I've been talking in recent years (in context of fpm restarts T266055, opcache size T99740, and mw k8s) that we can probably achieve mw images to run only 1 version and thus operate multiversion at a routing layer instead. This isn't a goal of mine, but rather a potential improvement idea that I imagine might help with some of the aspects SRE would care more about. However this little thing here with static.php is an example where awareness on disk is something we do depend on (even if none of the PHP code would be used and thus no double php-opcache or mw-l10ncache size). I can keep this as-is for now, but I'm curious what your view on this is. Right now we get to have almost no backend traffic for gargage URLs because we discard them by caching them as strongly as possible. There is quite a lot of gargage traffic and until we did this the majority of backend traffic for static.php was garbage with a small percentage being genuine traffic (akin to Thumbor "the 404 generator that ocasionally makes a thumbnail", similarly due to strong cachability of good responses). It seems like a desirable quality to keep this, but it's also not exactly a high risk factor since they are stateless and cacheable either way.
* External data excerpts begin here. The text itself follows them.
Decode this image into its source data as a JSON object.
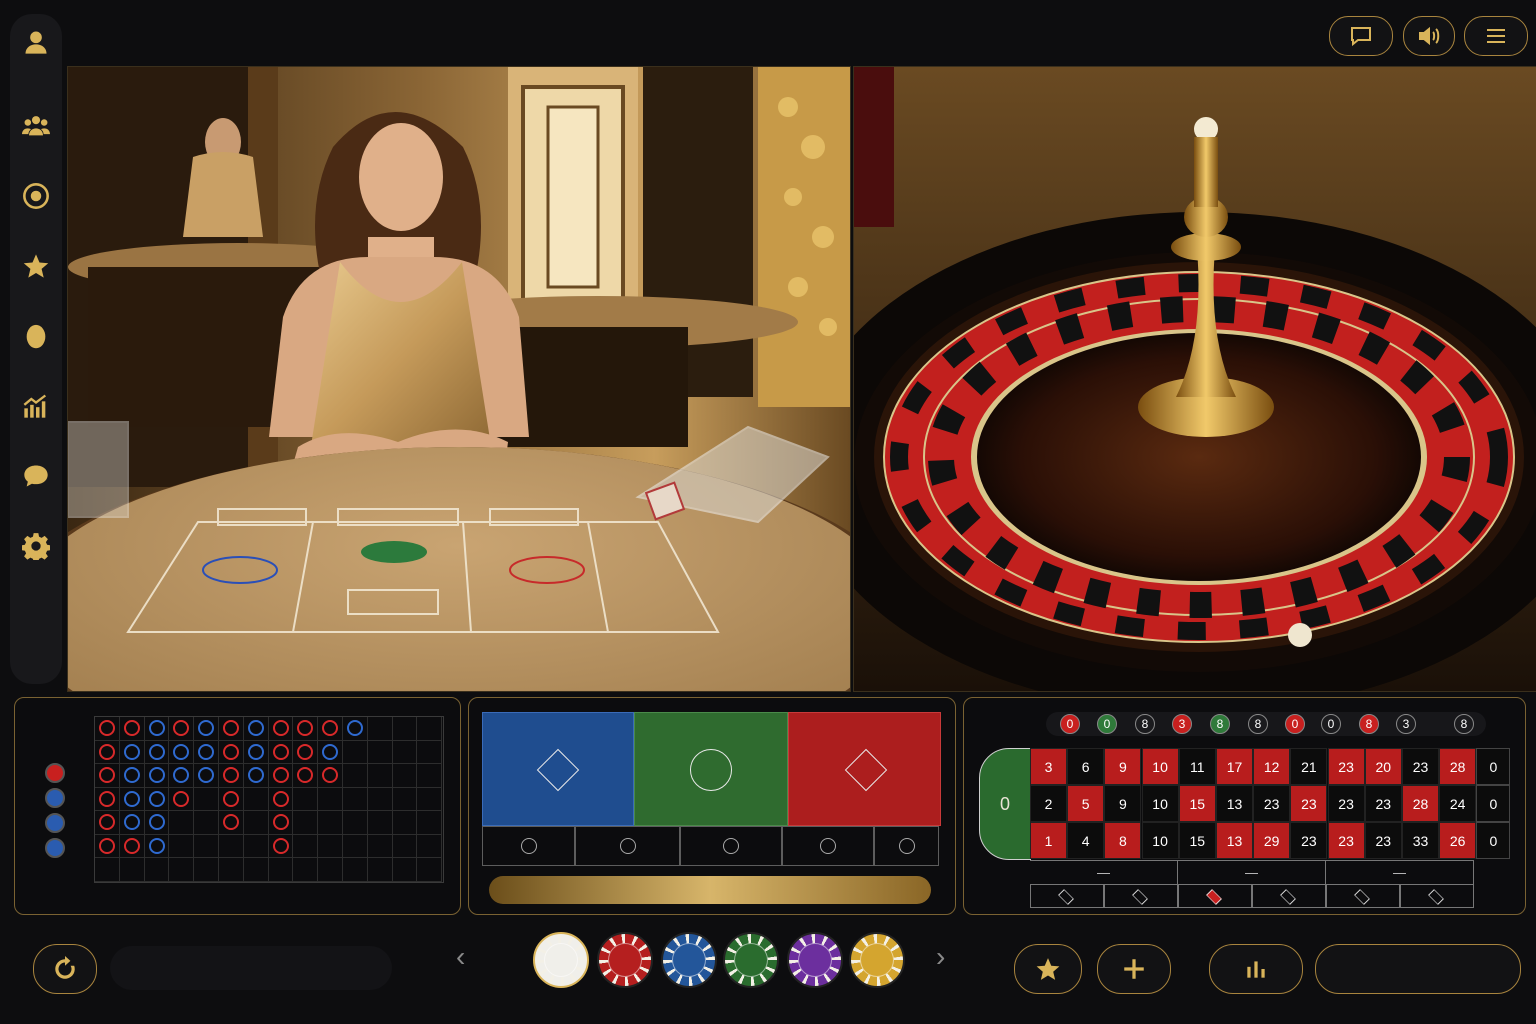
{
  "sidebar": {
    "items": [
      {
        "icon": "user-icon"
      },
      {
        "icon": "players-icon"
      },
      {
        "icon": "target-icon"
      },
      {
        "icon": "star-icon"
      },
      {
        "icon": "egg-icon"
      },
      {
        "icon": "stats-icon"
      },
      {
        "icon": "chat-icon"
      },
      {
        "icon": "gear-icon"
      }
    ]
  },
  "topbar": {
    "buttons": [
      {
        "icon": "chat-bubble-icon"
      },
      {
        "icon": "volume-icon"
      },
      {
        "icon": "menu-icon"
      }
    ]
  },
  "baccarat": {
    "bead_legend": [
      "red",
      "blue",
      "blue",
      "blue"
    ],
    "bet_labels": [
      "○",
      "○",
      "○",
      "○",
      "○"
    ]
  },
  "roulette": {
    "history": [
      "0",
      "0",
      "8",
      "3",
      "8",
      "8",
      "0",
      "0",
      "8",
      "3",
      "8"
    ],
    "history_colors": [
      "red",
      "green",
      "dark",
      "red",
      "green",
      "dark",
      "red",
      "dark",
      "red",
      "dark",
      "dark"
    ],
    "zero": "0",
    "rows": [
      [
        "3",
        "6",
        "9",
        "10",
        "11",
        "17",
        "12",
        "21",
        "23",
        "20",
        "23",
        "28",
        "0"
      ],
      [
        "2",
        "5",
        "9",
        "10",
        "15",
        "13",
        "23",
        "23",
        "23",
        "23",
        "28",
        "24",
        "0"
      ],
      [
        "1",
        "4",
        "8",
        "10",
        "15",
        "13",
        "29",
        "23",
        "23",
        "23",
        "33",
        "26",
        "0"
      ]
    ],
    "row_colors": [
      [
        "red",
        "dark",
        "red",
        "red",
        "dark",
        "red",
        "red",
        "dark",
        "red",
        "red",
        "dark",
        "red",
        "dark"
      ],
      [
        "dark",
        "red",
        "dark",
        "dark",
        "red",
        "dark",
        "dark",
        "red",
        "dark",
        "dark",
        "red",
        "dark",
        "dark"
      ],
      [
        "red",
        "dark",
        "red",
        "dark",
        "dark",
        "red",
        "red",
        "dark",
        "red",
        "dark",
        "dark",
        "red",
        "dark"
      ]
    ],
    "dozens": [
      "—",
      "—",
      "—"
    ]
  },
  "colors": {
    "accent": "#d9b45a",
    "panel_border": "#7a6232",
    "red": "#c8201f",
    "blue": "#2a5cb0",
    "green": "#2f7a3a"
  },
  "chips": [
    {
      "color": "#f0efea"
    },
    {
      "color": "#b51f1f"
    },
    {
      "color": "#23569a"
    },
    {
      "color": "#2a6c2e"
    },
    {
      "color": "#6c2f9e"
    },
    {
      "color": "#d4a52f"
    }
  ]
}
It's just a matter of whether we give it a 1-min TTL or a 1-year TTL. Right now it's 1-year because we know that it's invalid due to having other MW branches and having them on disk everywhere ahead of activation.

Change 771357 had a related patch set uploaded (by Krinkle; author: Krinkle):

[operations/mediawiki-config@master] static.php: Fold "current" handling into "nohash" and extend TTL to 1y

https://gerrit.wikimedia.org/r/771357

Krinkle updated the task description. (Show Details)

Change 771357 merged by jenkins-bot:

[operations/mediawiki-config@master] static.php: Fold "current" handling into "nohash" and extend TTL to 1y

https://gerrit.wikimedia.org/r/771357

Change 777893 had a related patch set uploaded (by Krinkle; author: Krinkle):

[operations/mediawiki-config@master] static.php: Remove peeking at current-wiki $IP

https://gerrit.wikimedia.org/r/777893

Change 777893 merged by jenkins-bot:

[operations/mediawiki-config@master] static.php: Remove peeking at current-wiki $IP

https://gerrit.wikimedia.org/r/777893

Change 777900 had a related patch set uploaded (by Krinkle; author: Krinkle):

[operations/mediawiki-config@master] static.php: Fold "unknown" handling into "nohash"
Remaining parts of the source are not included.